1.8beginner5 min read

Raw cURL in PHP, Foundations Every PHP Dev Must Know

The libcurl bindings ship with every PHP install. Master them, and every HTTP library you use later makes more sense.

What you’ll learn

  • Initialise a cURL handle and set options with `curl_setopt`.
  • Execute requests and read response data and headers.
  • Handle errors, timeouts, and HTTP status codes.
  • Understand why higher-level clients (Guzzle, Symfony) exist.

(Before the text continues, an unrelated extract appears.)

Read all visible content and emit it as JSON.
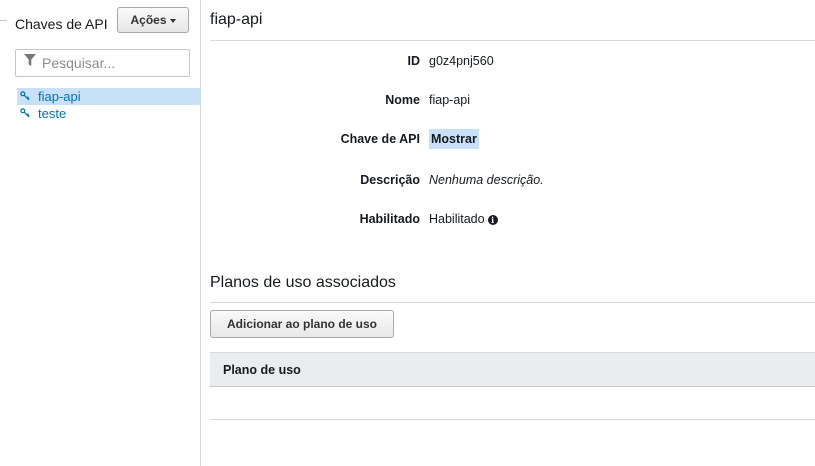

PHP ships with bindings to libcurl, the same library curl the command-line tool wraps. It's verbose, but it's everywhere, every PHP install has it, every host enables it, and every higher-level client builds on it. You should know how to use it raw at least once.

The four-step pattern

Every cURL call in PHP follows the same shape:

<?php
// 1. Init
$ch = curl_init('https://practice.scrapingcentral.com/products');

// 2. Configure
curl_setopt($ch, CURLOPT_RETURNTRANSFER, true);
curl_setopt($ch, CURLOPT_TIMEOUT, 10);
curl_setopt($ch, CURLOPT_USERAGENT, 'Mozilla/5.0 (compatible; learning-scraper)');

// 3. Execute
$body = curl_exec($ch);

// 4. Close
curl_close($ch);

echo substr($body, 0, 500);

That's it. The verbosity comes from the dozens of options you can set; the core pattern is always init → setopt → exec → close.

The options that matter

Option Purpose
CURLOPT_URL Target URL (also settable in curl_init())
CURLOPT_RETURNTRANSFER Return the body from curl_exec instead of printing
CURLOPT_TIMEOUT Total time limit in seconds
CURLOPT_CONNECTTIMEOUT Time to establish the connection
CURLOPT_USERAGENT The User-Agent header
CURLOPT_FOLLOWLOCATION Follow 3xx redirects automatically
CURLOPT_MAXREDIRS Cap on redirect chain length
CURLOPT_HTTPHEADER Array of custom request headers
CURLOPT_COOKIEJAR File to write Set-Cookie data to
CURLOPT_COOKIEFILE File to read cookies from
CURLOPT_POST Switch to POST method
CURLOPT_POSTFIELDS Body for POST (array → form-encoded, string → raw)
CURLOPT_HEADER Include response headers in the returned body
CURLOPT_NOBODY HEAD request, headers only
CURLOPT_SSL_VERIFYPEER Verify the server's TLS cert (default true, leave it)
CURLOPT_PROXY Route through a proxy

CURLOPT_RETURNTRANSFER is the one you forget once and then never forget again. Without it, curl_exec prints the response directly to output and returns just true/false. With it (which is what you want 99% of the time), the body is returned as a string.

Inspect what you got back

$body  = curl_exec($ch);
$info  = curl_getinfo($ch);
$error = curl_error($ch);
$errno = curl_errno($ch);

print_r($info);
// Array
// (
//  [url] => https://practice.scrapingcentral.com/products
//  [http_code] => 200
//  [total_time] => 0.234
//  [primary_ip] => 185.93.228.150
//  [size_download] => 14823
//  [content_type] => text/html; charset=UTF-8
//  ...
// )

curl_getinfo($ch) returns an associative array with everything you need: status code, final URL, timing, content type, byte counts, IP info. Use it before curl_close.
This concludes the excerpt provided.